The government has been hard-pressed to explain the rationale behind the high cost of fuel pump prices in the country despite continued outcry by consumers. 

The Senate Energy Committee implored officials in the Mining and Energy Ministry and the Energy and Petroleum Regulatory Authority (Epra) to provide a lasting solution to the problem. “We’ve had about four or five meetings dealing with the same issue and it came out that the major component was taxes and levies, which were contributing the highest percentage in terms of pump pricing,” said committee chairman Ephraim Maina. 

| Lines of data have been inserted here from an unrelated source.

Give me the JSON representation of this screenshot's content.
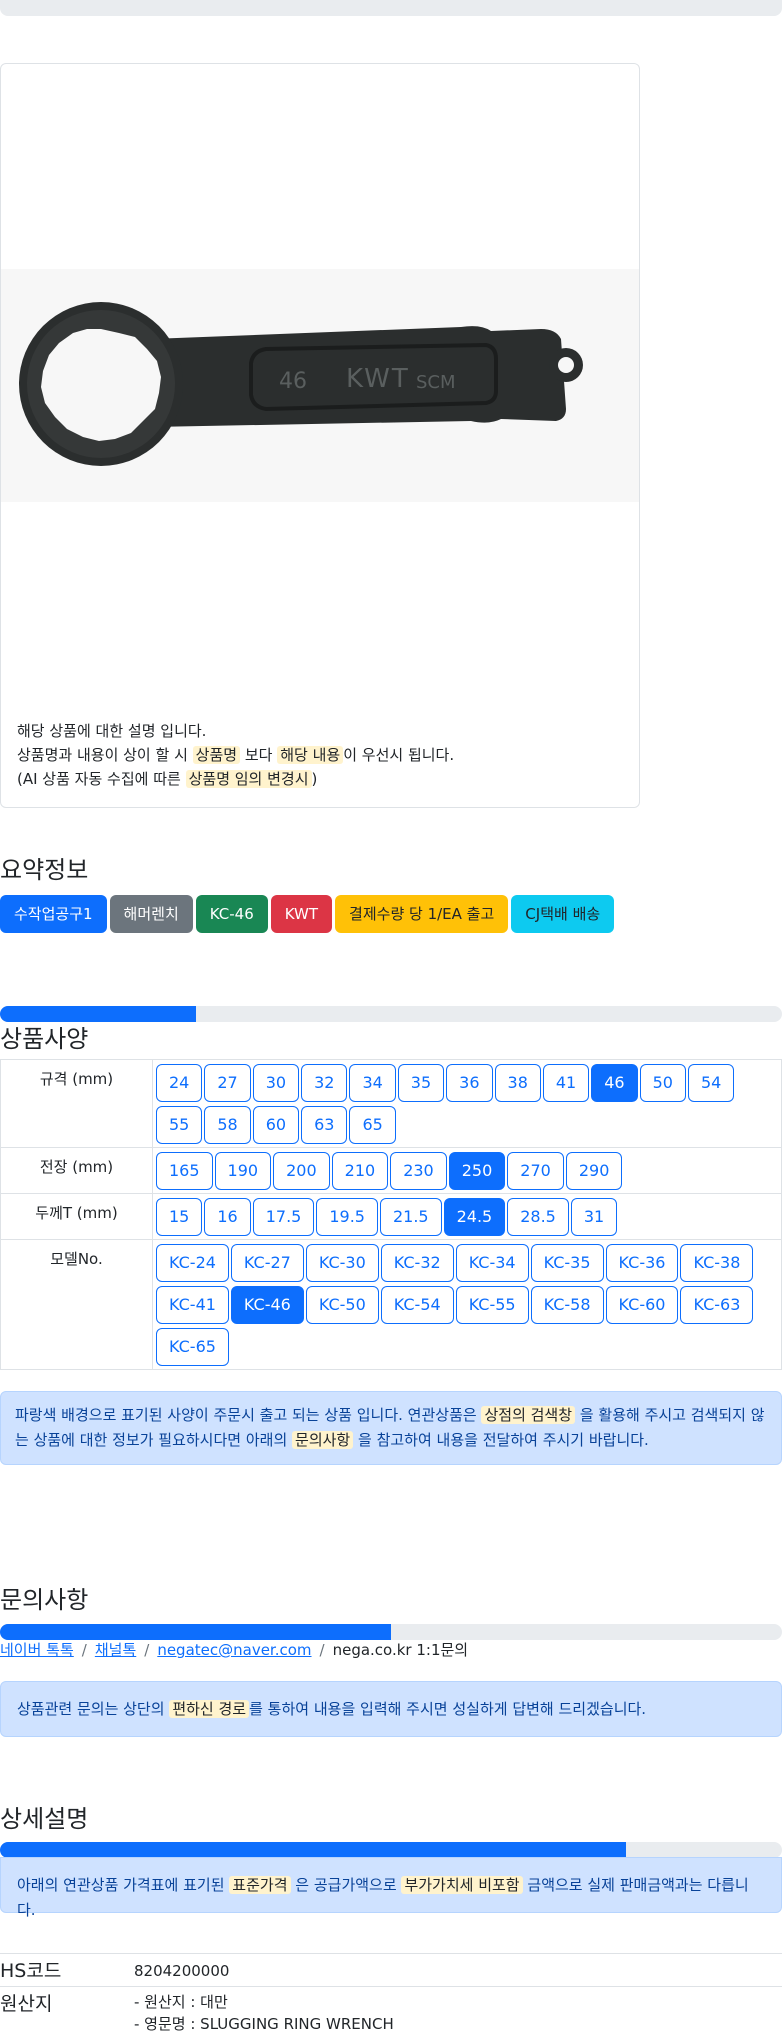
{
  "product": {
    "notes": {
      "line1": "해당 상품에 대한 설명 입니다.",
      "line2_a": "상품명과 내용이 상이 할 시",
      "line2_mark1": "상품명",
      "line2_b": "보다",
      "line2_mark2": "해당 내용",
      "line2_c": "이 우선시 됩니다.",
      "line3_a": "(AI 상품 자동 수집에 따른",
      "line3_mark": "상품명 임의 변경시",
      "line3_b": ")"
    },
    "image_text": {
      "size": "46",
      "brand": "KWT",
      "material": "SCM"
    }
  },
  "summary": {
    "title": "요약정보",
    "badges": [
      {
        "label": "수작업공구1",
        "color": "#0d6efd"
      },
      {
        "label": "해머렌치",
        "color": "#6c757d"
      },
      {
        "label": "KC-46",
        "color": "#198754"
      },
      {
        "label": "KWT",
        "color": "#dc3545"
      },
      {
        "label": "결제수량 당 1/EA 출고",
        "color": "#ffc107",
        "text_color": "#212529"
      },
      {
        "label": "CJ택배 배송",
        "color": "#0dcaf0",
        "text_color": "#212529"
      }
    ]
  },
  "specs": {
    "title": "상품사양",
    "progress": 0.25,
    "rows": [
      {
        "label": "규격 (mm)",
        "values": [
          "24",
          "27",
          "30",
          "32",
          "34",
          "35",
          "36",
          "38",
          "41",
          "46",
          "50",
          "54",
          "55",
          "58",
          "60",
          "63",
          "65"
        ],
        "selected": "46"
      },
      {
        "label": "전장 (mm)",
        "values": [
          "165",
          "190",
          "200",
          "210",
          "230",
          "250",
          "270",
          "290"
        ],
        "selected": "250"
      },
      {
        "label": "두께T (mm)",
        "values": [
          "15",
          "16",
          "17.5",
          "19.5",
          "21.5",
          "24.5",
          "28.5",
          "31"
        ],
        "selected": "24.5"
      },
      {
        "label": "모델No.",
        "values": [
          "KC-24",
          "KC-27",
          "KC-30",
          "KC-32",
          "KC-34",
          "KC-35",
          "KC-36",
          "KC-38",
          "KC-41",
          "KC-46",
          "KC-50",
          "KC-54",
          "KC-55",
          "KC-58",
          "KC-60",
          "KC-63",
          "KC-65"
        ],
        "selected": "KC-46"
      }
    ],
    "notice": {
      "a": "파랑색 배경으로 표기된 사양이 주문시 출고 되는 상품 입니다. 연관상품은",
      "mark1": "상점의 검색창",
      "b": "을 활용해 주시고 검색되지 않는 상품에 대한 정보가 필요하시다면 아래의",
      "mark2": "문의사항",
      "c": "을 참고하여 내용을 전달하여 주시기 바랍니다."
    }
  },
  "inquiry": {
    "title": "문의사항",
    "progress": 0.5,
    "links": [
      "네이버 톡톡",
      "채널톡",
      "negatec@naver.com"
    ],
    "plain": "nega.co.kr 1:1문의",
    "notice": {
      "a": "상품관련 문의는 상단의",
      "mark": "편하신 경로",
      "b": "를 통하여 내용을 입력해 주시면 성실하게 답변해 드리겠습니다."
    }
  },
  "detail": {
    "title": "상세설명",
    "progress": 0.8,
    "notice": {
      "a": "아래의 연관상품 가격표에 표기된",
      "mark1": "표준가격",
      "b": "은 공급가액으로",
      "mark2": "부가가치세 비포함",
      "c": "금액으로 실제 판매금액과는 다릅니다."
    },
    "hs": {
      "key": "HS코드",
      "value": "8204200000"
    },
    "origin": {
      "key": "원산지",
      "line1": "- 원산지 : 대만",
      "line2": "- 영문명 : SLUGGING RING WRENCH"
    }
  }
}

“As you go on increasing taxes, do you have a solution you could mention to ensure that wananchi are cushioned against this periodic, almost monthly increase in prices,” added the Nyeri Senator. Earlier this month, Epra announced that prices for super petrol, diesel and kerosene would remain unchanged between July 14 and August 14. 

The decision came following a public outcry after the cost of the three fuels hit new highs at Sh127, Sh107 and Sh97 respectively in the preceding monthly pricing guide by the industry regulator. 

Epra Director General Daniel Kiptoo said the regulator has used the Petroleum Development Levy to subsidise oil marketers and cushion consumers against higher prices in the last two price reviews. 

“The Petroleum Development Levy Act allows the Cabinet Secretary to operationalise the regulation and give direction to the accounting officer, who is the principal secretary to operationalise the fund,” explained Kiptoo.

“From the month of April, that fund has been used to stabilise the prices despite the international crude oil prices having gone up, and we’ve been able to hold the prices constant over the last two price cycles,” he said.

Kiptoo, however, could not respond to questions over how much has been collected by the fund to date and how much was used to subsidise the oil marketers in the two previous price cycles. 

In July last year, Epra increased the Petroleum Development Levy to Sh5.4, up from Sh0.4.

But there are concerns that the lack of a clear legislative framework on the administration of the levy could see taxpayers pay more for fuel while subsidising the margins of oil marketers. 

“We would like to know why the legislation the ministry promised to bring to the House by May is yet to come forth,” said committee chairman Maina. 

Epra boss Kiptoo said the regulations were only meant to introduce a governance framework but added that the law allowing the fund to be operational is already in place.

“The Petroleum Act, 2019 and Energy Act, 2019 actually places the responsibility of advising the CS on regulations and development of regulation on the regulator,” he said.

“Those regulations are with us as EPRA and we are in the process of conducting public participation which is a requirement so we can advise the CS who will then assent to the legislation that will come to your committee,” he said. 

The regulator said the recently imposed VAT on liquified petroleum gas has the potential to roll back the gains made in ensuring access to clean cooking energy.

According to submissions from the regulator, the levies contribute the highest portion of pump prices of super petrol and is the second-largest contributor to the cost of diesel and kerosene.